Yu worked with Elizabeth Johnson, who leads the CLASS lab. Johnson is a professor at the University of Toronto Mississauga. They also collaborated with Natalie Fecher, who previously studied how well babies can recognize unfamiliar female voices in 2019. In this new study, Yu repeated Fecher’s procedures but used male speakers instead to see if the babies’ responses were different depending on the speaker’s gender.

The study included 48 babies aged four to five months from the Greater Toronto Area who only spoke English. Most of the babies (46 out of 48) were primarily cared for by their mothers.

Each babysat on their caregiver’s lap in a room designed to block out outside noise. They listened to recordings of 40 simple sentences spoken by pairs of adult men. These men were all from Canada, spoke English as their first language, had similar-sounding voices, and spoke in a regular tone.

When a recording played, a colorful flashing pattern appeared on a screen with a blinking red star in the middle. If the baby paid attention to the sound and looked at the screen, the researchers measured how long they looked at it.

First, the babies listened repeatedly to recordings from one of the men to get familiar with his voice. Then, the researchers tested the babies in four rounds: two rounds with the same voice they had heard before and two rounds with a new voice they had not heard yet.

The researchers discovered that the babies looked at the screen simultaneously in both trials. This differs from Johnson and Fecher’s study in 2019, where the babies looked much longer during the same-voice trial than in the different-voice trial.

This led the researchers to think that the babies could have been better at noticing when the speaker changed with the male voices compared to the female voices.

Yu said, “It is possible that the infants’ greater exposure to females [as their primary caregivers] shaped their perception to tell apart better female versus male voices.”

Johnson suggests another possible explanation, which could be related to evolution.
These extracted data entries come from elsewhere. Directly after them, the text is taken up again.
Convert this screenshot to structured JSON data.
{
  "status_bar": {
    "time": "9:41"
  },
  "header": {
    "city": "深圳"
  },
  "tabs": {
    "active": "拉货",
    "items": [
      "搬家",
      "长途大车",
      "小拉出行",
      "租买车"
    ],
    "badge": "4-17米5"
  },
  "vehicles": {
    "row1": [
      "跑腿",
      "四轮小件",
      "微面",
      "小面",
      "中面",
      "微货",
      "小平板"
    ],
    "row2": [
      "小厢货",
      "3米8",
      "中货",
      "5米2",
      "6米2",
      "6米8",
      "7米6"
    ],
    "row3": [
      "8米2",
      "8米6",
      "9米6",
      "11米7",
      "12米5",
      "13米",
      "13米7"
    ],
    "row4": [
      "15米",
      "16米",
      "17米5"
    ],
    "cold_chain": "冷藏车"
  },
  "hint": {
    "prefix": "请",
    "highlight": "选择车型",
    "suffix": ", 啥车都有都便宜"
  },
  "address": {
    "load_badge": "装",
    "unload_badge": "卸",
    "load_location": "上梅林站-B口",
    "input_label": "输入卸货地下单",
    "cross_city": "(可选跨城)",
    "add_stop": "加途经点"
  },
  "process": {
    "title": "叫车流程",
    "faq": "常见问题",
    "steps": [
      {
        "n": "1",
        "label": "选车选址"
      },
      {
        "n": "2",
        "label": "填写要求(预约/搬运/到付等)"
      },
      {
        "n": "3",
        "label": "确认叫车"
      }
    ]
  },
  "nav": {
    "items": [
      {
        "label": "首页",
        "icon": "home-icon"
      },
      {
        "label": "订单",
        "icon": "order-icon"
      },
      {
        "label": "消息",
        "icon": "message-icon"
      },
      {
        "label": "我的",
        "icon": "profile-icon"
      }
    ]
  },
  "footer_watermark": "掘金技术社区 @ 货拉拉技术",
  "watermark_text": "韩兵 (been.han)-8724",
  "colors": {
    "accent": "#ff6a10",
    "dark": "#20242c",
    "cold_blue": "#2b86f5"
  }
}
She said, “We know babies’ hearing develops before their vision, and they must recognize their caregiver for survival. Throughout history, women have often been the primary caregivers.”

Yu and Johnson faced challenges when studying such young babies. They had to plan their experiments around the infants’ unpredictable sleep, feeding, and moods. However, Yu believes their hard work is worthwhile. This study addresses a significant gap in research on how babies recognize voices, which has primarily focused on female voices. It offers valuable insights into how infants perceive the world.

“I find it interesting that by observing how long babies look at things, Yu said, we can understand how they perceive things at just four months old.”

This study adds to Yu’s previous research on speech processing and recognizing different speakers. She studied cognitive and behavioral science at the University of California, San Diego, for her bachelor’s degree and psychology at the University of Toronto for her master’s degree.

Currently, she is investigating how we recognize voices with familiar and unfamiliar accents, which is the main focus of her doctoral dissertation.

Journal reference:

  1. Madeleine E. Yu, Natalie Fecher et al., Learning to identify talkers: Do 4.5-month-old infants distinguish between unfamiliar males? JASA Express Letters. DOI: 10.1121/10.0024271.